Hartz executive James Rhatican responded, “I can’t say that it would or would not get built but for this [tax-aid package]. But I can tell you that these incentives … [will] bring tenants to the area” because the $5.2 million in property-tax savings over 15 years would lead to lower rents, he said.
On Friday, Rhatican told Newsday that Hartz is “disappointed that the motion to approve the incentives for this project didn’t carry.” But he said the company would hold talks with the IDA staff “to see if there is a path forward on the application.”
Between 200 and 300 people would eventually work at the proposed warehouse, according to Rhatican.

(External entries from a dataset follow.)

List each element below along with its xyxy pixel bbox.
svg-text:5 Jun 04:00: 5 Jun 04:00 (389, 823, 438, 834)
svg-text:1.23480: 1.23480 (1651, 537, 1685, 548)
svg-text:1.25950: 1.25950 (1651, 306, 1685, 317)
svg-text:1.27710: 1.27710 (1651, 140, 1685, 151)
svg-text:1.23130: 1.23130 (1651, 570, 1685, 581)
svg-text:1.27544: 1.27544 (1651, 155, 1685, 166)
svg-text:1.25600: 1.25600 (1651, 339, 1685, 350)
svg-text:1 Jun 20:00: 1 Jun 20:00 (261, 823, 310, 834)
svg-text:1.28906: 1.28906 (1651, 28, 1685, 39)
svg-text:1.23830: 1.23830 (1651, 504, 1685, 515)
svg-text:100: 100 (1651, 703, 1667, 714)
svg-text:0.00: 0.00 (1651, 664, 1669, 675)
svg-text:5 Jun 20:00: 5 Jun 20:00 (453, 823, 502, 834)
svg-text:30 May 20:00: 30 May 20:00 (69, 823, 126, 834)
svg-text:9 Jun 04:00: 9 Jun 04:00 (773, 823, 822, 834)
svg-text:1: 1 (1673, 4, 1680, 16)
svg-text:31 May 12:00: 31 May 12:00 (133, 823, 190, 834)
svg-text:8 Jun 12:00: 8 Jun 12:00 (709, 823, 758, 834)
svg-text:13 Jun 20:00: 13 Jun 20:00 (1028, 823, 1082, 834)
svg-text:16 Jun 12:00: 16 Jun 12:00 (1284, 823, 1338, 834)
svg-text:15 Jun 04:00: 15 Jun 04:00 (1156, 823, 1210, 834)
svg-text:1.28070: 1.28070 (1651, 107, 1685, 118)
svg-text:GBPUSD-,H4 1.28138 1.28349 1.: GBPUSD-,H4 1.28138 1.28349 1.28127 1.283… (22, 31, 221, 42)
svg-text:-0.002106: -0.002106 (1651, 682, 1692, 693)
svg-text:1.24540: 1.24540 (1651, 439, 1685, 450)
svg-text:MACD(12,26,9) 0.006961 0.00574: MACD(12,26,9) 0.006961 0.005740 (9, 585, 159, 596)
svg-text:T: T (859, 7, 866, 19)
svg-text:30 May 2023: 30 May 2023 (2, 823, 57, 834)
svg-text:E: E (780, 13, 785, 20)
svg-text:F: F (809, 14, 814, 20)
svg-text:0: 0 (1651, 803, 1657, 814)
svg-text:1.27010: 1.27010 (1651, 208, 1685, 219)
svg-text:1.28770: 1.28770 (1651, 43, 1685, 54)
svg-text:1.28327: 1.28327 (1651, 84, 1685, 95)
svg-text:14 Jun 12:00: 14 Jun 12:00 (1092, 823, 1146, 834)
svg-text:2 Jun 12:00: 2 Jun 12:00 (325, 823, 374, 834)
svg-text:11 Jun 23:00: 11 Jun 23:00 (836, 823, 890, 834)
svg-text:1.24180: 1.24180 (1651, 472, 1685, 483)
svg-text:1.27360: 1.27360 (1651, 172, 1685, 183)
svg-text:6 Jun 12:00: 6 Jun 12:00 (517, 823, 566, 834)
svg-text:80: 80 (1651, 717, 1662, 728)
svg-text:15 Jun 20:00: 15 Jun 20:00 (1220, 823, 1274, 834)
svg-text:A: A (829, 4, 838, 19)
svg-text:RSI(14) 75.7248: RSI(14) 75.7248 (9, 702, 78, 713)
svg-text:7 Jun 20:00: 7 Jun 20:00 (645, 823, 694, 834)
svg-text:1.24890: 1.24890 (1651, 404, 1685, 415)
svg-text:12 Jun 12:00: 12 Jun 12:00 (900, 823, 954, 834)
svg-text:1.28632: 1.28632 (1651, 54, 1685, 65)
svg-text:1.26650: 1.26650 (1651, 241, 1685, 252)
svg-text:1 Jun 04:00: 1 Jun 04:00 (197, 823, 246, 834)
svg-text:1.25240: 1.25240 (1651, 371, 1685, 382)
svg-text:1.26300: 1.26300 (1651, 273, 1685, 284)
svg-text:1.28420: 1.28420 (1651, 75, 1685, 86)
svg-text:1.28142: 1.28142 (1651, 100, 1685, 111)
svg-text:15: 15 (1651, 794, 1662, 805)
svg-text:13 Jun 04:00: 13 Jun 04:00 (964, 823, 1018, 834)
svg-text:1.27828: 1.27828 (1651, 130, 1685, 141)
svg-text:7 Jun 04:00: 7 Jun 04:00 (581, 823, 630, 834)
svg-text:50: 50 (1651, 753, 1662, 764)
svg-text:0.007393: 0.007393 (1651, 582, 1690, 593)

Hartz first sought the IDA’s help for the Spagnoli Road project a year ago, as the developer was embroiled in controversy with local unions over the use of out-of-state contractors and construction workers to build two warehouses at 235 Pinelawn Rd.
That project, on the site of the former Newsday headquarters, won nearly $17 million in tax breaks over 20 years in a 4-2 vote by the IDA board in November 2020.
More recently, Hartz appeared to have made peace with the unions and the IDA voted unanimously in April to grant preliminary approval for a tax-aid package for the Spagnoli Road warehouse.
Separately, the tax savings approved for the Venture One warehouse will last for 10 years.
The 90,700-square-foot facility, costing $44 million, would replace a vacant office building at 49 Wireless Blvd. Between 30 and 100 people would eventually work there, said Brian McDonagh, Northeast regional vice president at Venture One, which is based in a Chicago suburb.